I think the variety is key. It’s rare to come home and tell my partner I’ve had a boring day. The milestones in development are also a highlight. Whether it is obtaining a big approval, a successful sales launch or completion on a project there are many reasons to celebrate or commiserate along the journey. It’s also great to drive past or inspect a finished project and know you have contributed to its creation.
What makes a good developer?
I think a good developer is someone who can read the play and be versatile. Whether it is assessing market cycles, understanding how to manage your contacts at council, or preparing your marketing collateral to hit your target market on the head, there is never a one size fits all approach in property. Some of this comes down to instinct.
Obviously being able to juggle multiple items at once and getting the most out of your internal and external teams is crucial in supporting you to achieve this.
What projects are you currently working on?
At Growland we have a diverse and growing portfolio. Being across all our projects, these range from 1,000 apartments in our flagship project in Footscray, to more high-end boutique apartments on St Kilda Road and Highett. We have recently secured our first land subdivisions in growth areas like Tarneit and Plumpton of varying scale from anywhere between 100 to 1,000 lots.

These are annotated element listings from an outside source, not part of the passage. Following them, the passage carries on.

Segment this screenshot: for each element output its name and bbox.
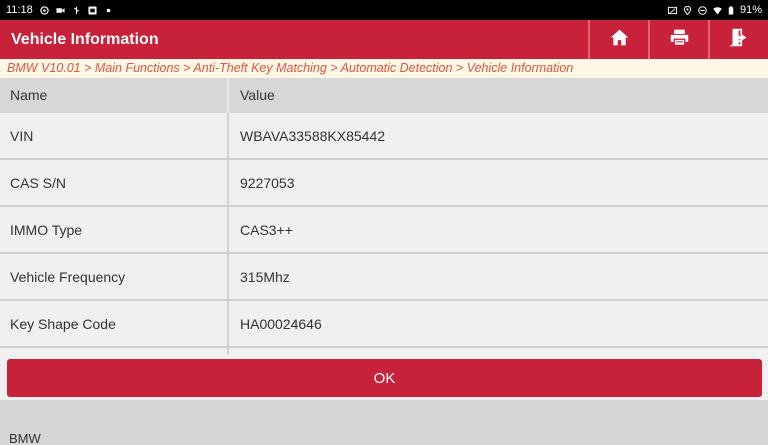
title-bar: Vehicle Information bbox=[0, 20, 768, 59]
clock: 11:18 bbox=[6, 4, 33, 16]
home-button[interactable] bbox=[588, 20, 648, 59]
row-name: CAS S/N bbox=[0, 160, 229, 205]
dot-icon bbox=[104, 6, 113, 15]
row-value: 9227053 bbox=[240, 174, 295, 191]
row-name: Vehicle Frequency bbox=[0, 254, 229, 299]
app-icon bbox=[88, 5, 97, 15]
column-header-name: Name bbox=[0, 78, 229, 113]
table-header: Name Value bbox=[0, 78, 768, 113]
status-bar: 11:18 91% bbox=[0, 0, 768, 20]
column-header-value: Value bbox=[240, 87, 275, 103]
print-icon bbox=[669, 27, 690, 53]
home-icon bbox=[609, 27, 630, 53]
print-button[interactable] bbox=[648, 20, 708, 59]
table-row[interactable]: Key Shape Code HA00024646 bbox=[0, 301, 768, 348]
footer-brand: BMW bbox=[9, 431, 41, 445]
row-name: Key Shape Code bbox=[0, 301, 229, 346]
toolbar bbox=[588, 20, 768, 59]
row-value: HA00024646 bbox=[240, 315, 322, 332]
wifi-icon bbox=[713, 6, 722, 15]
row-name: VIN bbox=[0, 113, 229, 158]
battery-level: 91% bbox=[739, 4, 762, 16]
table-row[interactable]: IMMO Type CAS3++ bbox=[0, 207, 768, 254]
exit-icon bbox=[728, 27, 750, 53]
table-row[interactable]: VIN WBAVA33588KX85442 bbox=[0, 113, 768, 160]
video-icon bbox=[56, 6, 65, 15]
location-icon bbox=[683, 5, 692, 15]
row-value: WBAVA33588KX85442 bbox=[240, 127, 386, 144]
usb-icon bbox=[72, 6, 81, 15]
vehicle-info-table: Name Value VIN WBAVA33588KX85442 CAS S/N… bbox=[0, 78, 768, 358]
breadcrumb: BMW V10.01 > Main Functions > Anti-Theft… bbox=[0, 59, 768, 78]
table-row[interactable]: CAS S/N 9227053 bbox=[0, 160, 768, 207]
dnd-icon bbox=[698, 5, 707, 15]
page-title: Vehicle Information bbox=[11, 30, 159, 48]
footer: BMW bbox=[0, 400, 768, 445]
cast-icon bbox=[667, 6, 677, 15]
action-bar: OK bbox=[0, 355, 768, 400]
battery-icon bbox=[728, 5, 734, 15]
row-value: CAS3++ bbox=[240, 221, 293, 238]
row-value: 315Mhz bbox=[240, 268, 290, 285]
ok-button[interactable]: OK bbox=[7, 359, 762, 397]
row-name: IMMO Type bbox=[0, 207, 229, 252]
media-icon bbox=[40, 5, 49, 15]
table-row[interactable]: Vehicle Frequency 315Mhz bbox=[0, 254, 768, 301]
exit-button[interactable] bbox=[708, 20, 768, 59]
app-root: 11:18 91% Vehicle Information BMW V10.01… bbox=[0, 0, 768, 445]
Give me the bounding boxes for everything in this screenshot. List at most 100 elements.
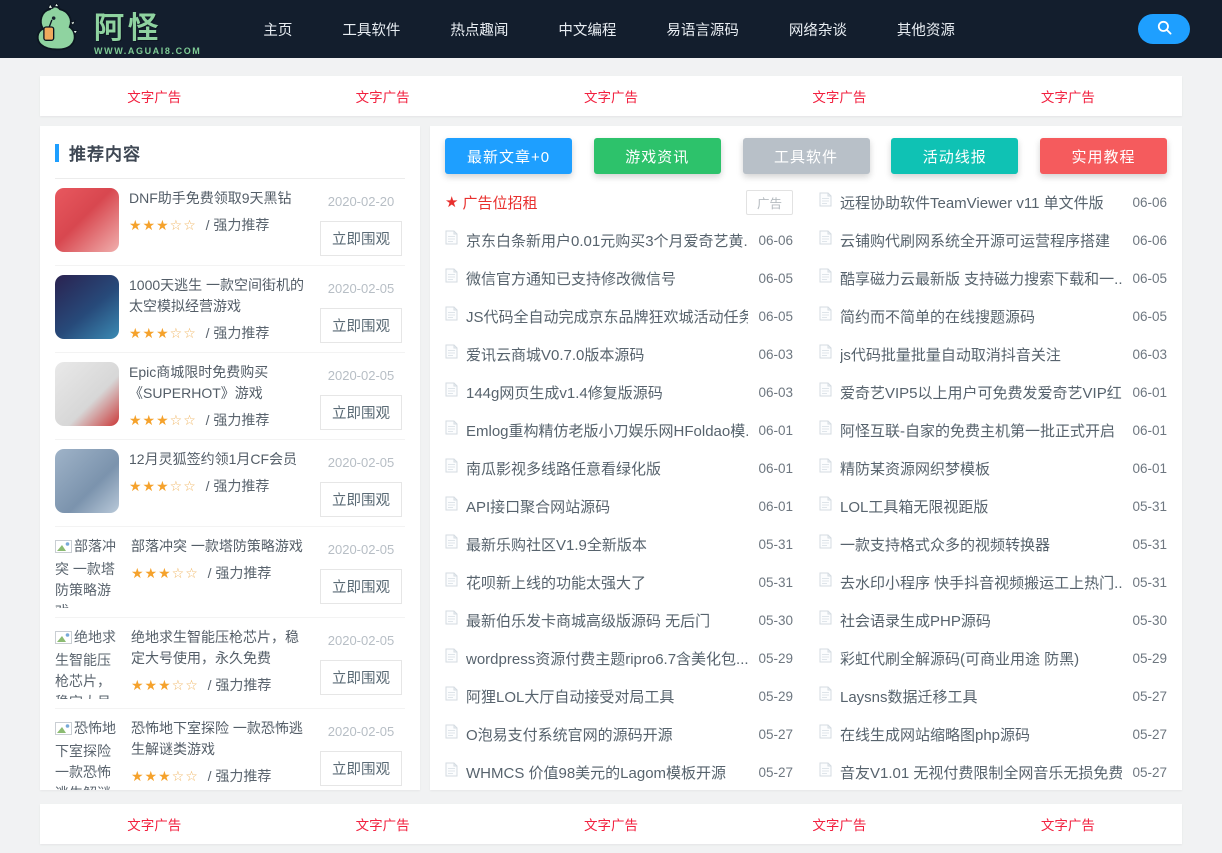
brand-url: WWW.AGUAI8.COM	[94, 47, 201, 56]
article-date: 06-06	[1132, 233, 1167, 248]
article-title-link[interactable]: 远程协助软件TeamViewer v11 单文件版	[840, 192, 1122, 213]
text-ad-link[interactable]: 文字广告	[954, 76, 1182, 116]
article-title-link[interactable]: 在线生成网站缩略图php源码	[840, 724, 1122, 745]
text-ad-link[interactable]: 文字广告	[40, 804, 268, 844]
broken-thumbnail[interactable]: 绝地求生智能压枪芯片，稳定大号使用，永久免费	[55, 627, 121, 699]
article-rating: ★★★☆☆ / 强力推荐	[129, 410, 307, 430]
document-icon	[445, 686, 458, 706]
article-title-link[interactable]: DNF助手免费领取9天黑钻	[129, 188, 307, 209]
article-title-link[interactable]: 1000天逃生 一款空间街机的太空模拟经营游戏	[129, 275, 307, 317]
article-title-link[interactable]: JS代码全自动完成京东品牌狂欢城活动任务	[466, 306, 748, 327]
nav-item[interactable]: 其他资源	[897, 19, 955, 40]
article-title-link[interactable]: 微信官方通知已支持修改微信号	[466, 268, 748, 289]
article-title-link[interactable]: 社会语录生成PHP源码	[840, 610, 1122, 631]
ad-slot-link[interactable]: 广告位招租	[462, 192, 746, 213]
text-ad-link[interactable]: 文字广告	[40, 76, 268, 116]
view-now-button[interactable]: 立即围观	[320, 751, 402, 786]
view-now-button[interactable]: 立即围观	[320, 482, 402, 517]
text-ad-link[interactable]: 文字广告	[497, 76, 725, 116]
category-button[interactable]: 实用教程	[1040, 138, 1167, 174]
article-title-link[interactable]: 绝地求生智能压枪芯片，稳定大号使用，永久免费	[131, 627, 307, 669]
document-icon	[445, 610, 458, 630]
category-button[interactable]: 最新文章+0	[445, 138, 572, 174]
article-title-link[interactable]: 简约而不简单的在线搜题源码	[840, 306, 1122, 327]
category-button[interactable]: 活动线报	[891, 138, 1018, 174]
article-title-link[interactable]: 京东白条新用户0.01元购买3个月爱奇艺黄...	[466, 230, 748, 251]
article-thumbnail[interactable]	[55, 362, 119, 426]
article-thumbnail[interactable]	[55, 188, 119, 252]
article-date: 2020-02-05	[317, 724, 405, 739]
article-title-link[interactable]: 部落冲突 一款塔防策略游戏	[131, 536, 307, 557]
article-title-link[interactable]: LOL工具箱无限视距版	[840, 496, 1122, 517]
document-icon	[819, 496, 832, 516]
article-rating: ★★★☆☆ / 强力推荐	[131, 766, 307, 786]
article-title-link[interactable]: O泡易支付系统官网的源码开源	[466, 724, 748, 745]
view-now-button[interactable]: 立即围观	[320, 308, 402, 343]
text-ad-link[interactable]: 文字广告	[725, 804, 953, 844]
article-title-link[interactable]: 恐怖地下室探险 一款恐怖逃生解谜类游戏	[131, 718, 307, 760]
article-title-link[interactable]: Laysns数据迁移工具	[840, 686, 1122, 707]
article-title-link[interactable]: 阿狸LOL大厅自动接受对局工具	[466, 686, 748, 707]
text-ad-link[interactable]: 文字广告	[725, 76, 953, 116]
article-title-link[interactable]: 爱讯云商城V0.7.0版本源码	[466, 344, 748, 365]
article-title-link[interactable]: Epic商城限时免费购买《SUPERHOT》游戏	[129, 362, 307, 404]
article-date: 05-29	[758, 689, 793, 704]
text-ad-link[interactable]: 文字广告	[268, 76, 496, 116]
broken-thumbnail[interactable]: 部落冲突 一款塔防策略游戏	[55, 536, 121, 608]
article-title-link[interactable]: API接口聚合网站源码	[466, 496, 748, 517]
nav-item[interactable]: 主页	[263, 19, 292, 40]
search-icon	[1157, 20, 1172, 38]
article-title-link[interactable]: wordpress资源付费主题ripro6.7含美化包...	[466, 648, 748, 669]
article-title-link[interactable]: 花呗新上线的功能太强大了	[466, 572, 748, 593]
article-title-link[interactable]: 12月灵狐签约领1月CF会员	[129, 449, 307, 470]
article-title-link[interactable]: 彩虹代刷全解源码(可商业用途 防黑)	[840, 648, 1122, 669]
ad-badge: 广告	[746, 190, 793, 215]
article-title-link[interactable]: 最新乐购社区V1.9全新版本	[466, 534, 748, 555]
view-now-button[interactable]: 立即围观	[320, 660, 402, 695]
view-now-button[interactable]: 立即围观	[320, 221, 402, 256]
article-date: 06-01	[1132, 385, 1167, 400]
text-ad-link[interactable]: 文字广告	[268, 804, 496, 844]
article-title-link[interactable]: Emlog重构精仿老版小刀娱乐网HFoldao模...	[466, 420, 748, 441]
article-title-link[interactable]: 酷享磁力云最新版 支持磁力搜索下载和一...	[840, 268, 1122, 289]
document-icon	[819, 344, 832, 364]
article-row: 爱讯云商城V0.7.0版本源码 06-03	[445, 335, 793, 373]
site-logo[interactable]: 阿怪 WWW.AGUAI8.COM	[30, 3, 201, 56]
article-title-link[interactable]: 去水印小程序 快手抖音视频搬运工上热门...	[840, 572, 1122, 593]
article-row: 京东白条新用户0.01元购买3个月爱奇艺黄... 06-06	[445, 221, 793, 259]
category-button[interactable]: 工具软件	[743, 138, 870, 174]
article-title-link[interactable]: 144g网页生成v1.4修复版源码	[466, 382, 748, 403]
nav-item[interactable]: 中文编程	[558, 19, 616, 40]
article-title-link[interactable]: 南瓜影视多线路任意看绿化版	[466, 458, 748, 479]
article-thumbnail[interactable]	[55, 449, 119, 513]
search-button[interactable]	[1138, 14, 1190, 44]
document-icon	[819, 382, 832, 402]
view-now-button[interactable]: 立即围观	[320, 395, 402, 430]
recommended-card: 1000天逃生 一款空间街机的太空模拟经营游戏 ★★★☆☆ / 强力推荐 202…	[55, 266, 405, 353]
article-title-link[interactable]: WHMCS 价值98美元的Lagom模板开源	[466, 762, 748, 783]
article-date: 05-27	[758, 727, 793, 742]
article-title-link[interactable]: 阿怪互联-自家的免费主机第一批正式开启	[840, 420, 1122, 441]
nav-item[interactable]: 网络杂谈	[789, 19, 847, 40]
text-ad-link[interactable]: 文字广告	[497, 804, 725, 844]
article-row: 阿狸LOL大厅自动接受对局工具 05-29	[445, 677, 793, 715]
article-title-link[interactable]: 云铺购代刷网系统全开源可运营程序搭建	[840, 230, 1122, 251]
article-title-link[interactable]: 精防某资源网织梦模板	[840, 458, 1122, 479]
star-rating-empty-icon: ☆☆	[170, 325, 197, 341]
category-button[interactable]: 游戏资讯	[594, 138, 721, 174]
article-title-link[interactable]: 音友V1.01 无视付费限制全网音乐无损免费...	[840, 762, 1122, 783]
nav-item[interactable]: 易语言源码	[666, 19, 739, 40]
nav-item[interactable]: 热点趣闻	[450, 19, 508, 40]
article-title-link[interactable]: 最新伯乐发卡商城高级版源码 无后门	[466, 610, 748, 631]
top-ad-strip: 文字广告文字广告文字广告文字广告文字广告	[40, 76, 1182, 116]
article-title-link[interactable]: 一款支持格式众多的视频转换器	[840, 534, 1122, 555]
article-thumbnail[interactable]	[55, 275, 119, 339]
document-icon	[445, 724, 458, 744]
broken-thumbnail[interactable]: 恐怖地下室探险 一款恐怖逃生解谜类游戏	[55, 718, 121, 790]
text-ad-link[interactable]: 文字广告	[954, 804, 1182, 844]
article-title-link[interactable]: 爱奇艺VIP5以上用户可免费发爱奇艺VIP红包	[840, 382, 1122, 403]
article-title-link[interactable]: js代码批量批量自动取消抖音关注	[840, 344, 1122, 365]
article-date: 05-31	[1132, 575, 1167, 590]
nav-item[interactable]: 工具软件	[342, 19, 400, 40]
view-now-button[interactable]: 立即围观	[320, 569, 402, 604]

Can you tell us a little about Growland?
Growland is virtually a property start-up company that was only established a few years ago, by an architect and a successful entrepreneur. As such, we are not bound by historical projects and standards. Rather we seek to produce new ideas and raise the bar further each time, producing places people will genuinely enjoy living in.
At Footscray for example, we are providing Australia’s only 400m Olympic running track within our podium skypark, and a bowling alley. Where other developments have used this space for plant and equipment, we have reconfigured the design – bringing it to life so residents have a safe and innovative way to maintain work life balance and be proud of their apartment lifestyle.
Do you have any advice for a young person entering the property industry?
I think patience and staying humble are virtues. Quite often graduate members want to take over the world in their first six months rather than doing the remedial tasks some of us had to do for years.
The stakes are high in this game and so when it all pays off you need to remember every project may not be a winner. Experience and surrounding yourself with the right team and experts will greatly increase your chances of achieving overall success.
What changes would you like to see over the next two to five years in the industry?
I think continuing to raise the standard of apartment product and therefore apartment living is key. There were too many projects for a long period based purely on yield and returns. Whilst these are critical to a sustainable operation, building a revered brand by not cutting corners and delivering what buyers expect plus more, is key.
We also need to ensure the construction quality remains high so that we are not left with eyesores or buildings quickly dilapidating which will only further harm the industry 10 years from now. The Melburnian on St Kilda Road is a great example of a building that is more than a decade old but looks like it was only recently completed.
Where do you live now?
Abbotsford. I love having the Convent and Yarra River as my backyard. There is never any shortage of interesting characters too, which keeps life interesting.
What is your dream home, anywhere in the world?
The obvious choices are NYC or London. But for me international destinations are great to visit but at the end of the day I genuinely believe Melbourne does have the highest liveability on earth. The sporting events, food and beverage, great transport options and reasonable property prices (compared to say Sydney) mean there is never too much to complain about in fantastic city.